Q: We think Buddy, our 12-year-old beagle, may be senile. He wanders around, stares into space and occasionally doesn’t recognize us. Sometimes he even urinates and defecates in the house. He is restless at night and sleeps during the day. How can we help him?
A: Buddy may very well have senile cognitive dysfunction, but first, ask your veterinarian to rule out other diseases that can cause similar clinical signs.
Cognitive dysfunction is common in senior dogs, its prevalence ranging from 22 percent at seven years of age to 73 percent in elderly dogs. There is no gender or breed predilection.
When senile dogs’ brains are examined at autopsy, they display the same abnormalities seen in human Alzheimer patients’ brains, including beta-amyloid plaques. In dogs, the severity of the plaques correlates with errors on cognitive tests.

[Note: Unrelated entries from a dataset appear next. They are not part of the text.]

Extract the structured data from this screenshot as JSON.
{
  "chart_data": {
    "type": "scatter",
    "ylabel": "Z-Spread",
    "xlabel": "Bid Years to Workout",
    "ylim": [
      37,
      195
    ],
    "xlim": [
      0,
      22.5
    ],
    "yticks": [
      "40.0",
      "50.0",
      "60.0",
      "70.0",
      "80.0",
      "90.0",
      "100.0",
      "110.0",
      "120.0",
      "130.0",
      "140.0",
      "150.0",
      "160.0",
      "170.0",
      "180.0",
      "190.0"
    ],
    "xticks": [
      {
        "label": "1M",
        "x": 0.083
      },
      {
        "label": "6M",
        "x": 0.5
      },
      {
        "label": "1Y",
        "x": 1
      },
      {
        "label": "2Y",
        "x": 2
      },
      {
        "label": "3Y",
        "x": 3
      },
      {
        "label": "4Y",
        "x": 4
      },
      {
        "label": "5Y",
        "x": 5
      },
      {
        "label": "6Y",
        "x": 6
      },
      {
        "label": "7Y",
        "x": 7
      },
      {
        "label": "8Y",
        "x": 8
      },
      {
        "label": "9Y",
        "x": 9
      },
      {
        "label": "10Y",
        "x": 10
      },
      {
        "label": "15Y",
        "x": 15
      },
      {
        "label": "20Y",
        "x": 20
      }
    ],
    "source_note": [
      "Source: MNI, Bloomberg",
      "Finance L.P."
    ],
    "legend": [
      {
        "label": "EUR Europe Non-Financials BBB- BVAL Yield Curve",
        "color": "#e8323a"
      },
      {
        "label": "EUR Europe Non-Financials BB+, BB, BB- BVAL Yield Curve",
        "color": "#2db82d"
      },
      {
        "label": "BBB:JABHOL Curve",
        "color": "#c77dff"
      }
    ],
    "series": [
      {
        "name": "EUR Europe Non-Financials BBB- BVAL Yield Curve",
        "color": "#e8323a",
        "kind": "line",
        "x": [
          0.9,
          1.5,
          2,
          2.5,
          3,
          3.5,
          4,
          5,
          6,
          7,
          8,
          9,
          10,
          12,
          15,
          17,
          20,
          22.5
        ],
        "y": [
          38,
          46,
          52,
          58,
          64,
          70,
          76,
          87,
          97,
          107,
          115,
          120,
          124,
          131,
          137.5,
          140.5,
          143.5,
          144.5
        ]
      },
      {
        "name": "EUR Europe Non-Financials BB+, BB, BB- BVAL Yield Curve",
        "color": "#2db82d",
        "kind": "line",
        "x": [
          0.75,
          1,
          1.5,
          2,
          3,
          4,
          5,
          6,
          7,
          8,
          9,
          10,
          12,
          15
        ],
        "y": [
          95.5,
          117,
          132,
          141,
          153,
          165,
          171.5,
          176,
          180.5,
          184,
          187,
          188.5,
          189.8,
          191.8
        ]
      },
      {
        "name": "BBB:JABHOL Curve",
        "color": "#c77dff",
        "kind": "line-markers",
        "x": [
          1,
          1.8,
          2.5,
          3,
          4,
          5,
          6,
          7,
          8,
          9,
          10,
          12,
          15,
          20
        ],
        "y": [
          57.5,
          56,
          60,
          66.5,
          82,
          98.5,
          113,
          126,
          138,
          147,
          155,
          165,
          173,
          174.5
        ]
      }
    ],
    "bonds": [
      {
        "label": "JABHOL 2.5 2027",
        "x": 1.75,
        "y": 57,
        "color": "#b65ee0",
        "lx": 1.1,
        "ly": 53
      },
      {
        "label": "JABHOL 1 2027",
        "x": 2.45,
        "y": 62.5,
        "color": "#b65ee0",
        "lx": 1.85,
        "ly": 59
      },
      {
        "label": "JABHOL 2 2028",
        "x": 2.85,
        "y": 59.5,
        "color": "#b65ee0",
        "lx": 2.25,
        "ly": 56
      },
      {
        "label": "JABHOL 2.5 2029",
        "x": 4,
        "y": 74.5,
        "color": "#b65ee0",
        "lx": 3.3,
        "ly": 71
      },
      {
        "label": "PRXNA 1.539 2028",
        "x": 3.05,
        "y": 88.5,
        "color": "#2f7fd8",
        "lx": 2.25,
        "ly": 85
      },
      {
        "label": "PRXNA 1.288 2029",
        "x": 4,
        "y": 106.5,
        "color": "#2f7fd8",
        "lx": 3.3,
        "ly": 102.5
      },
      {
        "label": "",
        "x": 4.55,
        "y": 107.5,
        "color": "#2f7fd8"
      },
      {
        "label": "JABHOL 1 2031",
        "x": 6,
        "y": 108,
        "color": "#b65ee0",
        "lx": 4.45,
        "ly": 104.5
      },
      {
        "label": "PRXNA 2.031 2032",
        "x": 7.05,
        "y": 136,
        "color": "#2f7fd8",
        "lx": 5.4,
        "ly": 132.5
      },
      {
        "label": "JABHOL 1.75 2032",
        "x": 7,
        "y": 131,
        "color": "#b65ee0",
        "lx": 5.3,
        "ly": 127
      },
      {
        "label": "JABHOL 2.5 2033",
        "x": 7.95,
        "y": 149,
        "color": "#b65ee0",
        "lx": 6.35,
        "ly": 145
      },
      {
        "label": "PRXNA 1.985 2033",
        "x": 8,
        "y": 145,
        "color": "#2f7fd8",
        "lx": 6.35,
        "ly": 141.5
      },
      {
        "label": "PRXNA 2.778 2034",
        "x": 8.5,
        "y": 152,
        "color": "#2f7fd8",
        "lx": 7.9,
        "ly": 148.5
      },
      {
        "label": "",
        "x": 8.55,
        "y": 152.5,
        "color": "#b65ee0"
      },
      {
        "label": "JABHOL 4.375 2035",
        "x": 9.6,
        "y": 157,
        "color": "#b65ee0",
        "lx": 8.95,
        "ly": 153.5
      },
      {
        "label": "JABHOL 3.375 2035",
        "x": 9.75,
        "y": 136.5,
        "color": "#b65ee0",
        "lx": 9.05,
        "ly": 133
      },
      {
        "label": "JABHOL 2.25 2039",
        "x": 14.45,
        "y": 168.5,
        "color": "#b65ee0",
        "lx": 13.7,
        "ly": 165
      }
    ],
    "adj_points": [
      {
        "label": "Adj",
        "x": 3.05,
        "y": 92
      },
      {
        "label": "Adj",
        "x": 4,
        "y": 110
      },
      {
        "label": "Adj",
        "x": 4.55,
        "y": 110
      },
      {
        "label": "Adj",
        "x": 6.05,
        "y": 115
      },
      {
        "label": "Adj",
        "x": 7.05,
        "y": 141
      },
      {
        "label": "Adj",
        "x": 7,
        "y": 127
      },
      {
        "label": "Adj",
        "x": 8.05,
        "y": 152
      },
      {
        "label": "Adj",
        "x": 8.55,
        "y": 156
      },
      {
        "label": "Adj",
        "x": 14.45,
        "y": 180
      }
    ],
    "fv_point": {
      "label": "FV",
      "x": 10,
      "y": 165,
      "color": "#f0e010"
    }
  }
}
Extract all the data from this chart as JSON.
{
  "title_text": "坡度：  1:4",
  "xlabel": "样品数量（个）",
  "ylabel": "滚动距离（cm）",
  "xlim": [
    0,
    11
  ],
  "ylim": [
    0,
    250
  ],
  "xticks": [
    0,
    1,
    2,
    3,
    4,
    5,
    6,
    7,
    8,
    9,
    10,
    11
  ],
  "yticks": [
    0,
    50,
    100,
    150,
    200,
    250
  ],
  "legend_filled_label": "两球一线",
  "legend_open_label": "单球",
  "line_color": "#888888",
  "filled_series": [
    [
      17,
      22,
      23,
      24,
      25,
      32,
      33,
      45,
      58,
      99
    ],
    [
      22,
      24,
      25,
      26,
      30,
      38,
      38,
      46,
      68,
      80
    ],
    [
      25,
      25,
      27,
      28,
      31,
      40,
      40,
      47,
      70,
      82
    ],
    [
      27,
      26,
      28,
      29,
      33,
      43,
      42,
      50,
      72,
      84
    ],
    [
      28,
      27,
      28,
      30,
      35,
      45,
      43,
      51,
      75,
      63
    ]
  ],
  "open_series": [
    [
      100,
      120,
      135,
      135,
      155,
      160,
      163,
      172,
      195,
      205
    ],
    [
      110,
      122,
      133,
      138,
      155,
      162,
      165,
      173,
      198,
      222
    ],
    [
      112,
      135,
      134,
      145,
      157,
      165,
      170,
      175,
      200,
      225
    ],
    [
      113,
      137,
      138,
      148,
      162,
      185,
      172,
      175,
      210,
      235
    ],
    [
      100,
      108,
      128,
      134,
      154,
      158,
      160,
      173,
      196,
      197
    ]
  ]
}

If your veterinarian agrees that Buddy has cognitive dysfunction, you can improve his brain health by feeding him Hill’s b/d, a prescription diet shown to increase cognitive function within eight weeks. Research has proven that some medications, including selegiline (Anipryl) and SAMe (S-adenosyl-methionine), help improve clinical signs.
You also can support Buddy by structuring a predictable routine, exercising him daily, providing a variety of toys and other environmental stimulation, and offering him opportunities to play with other dogs.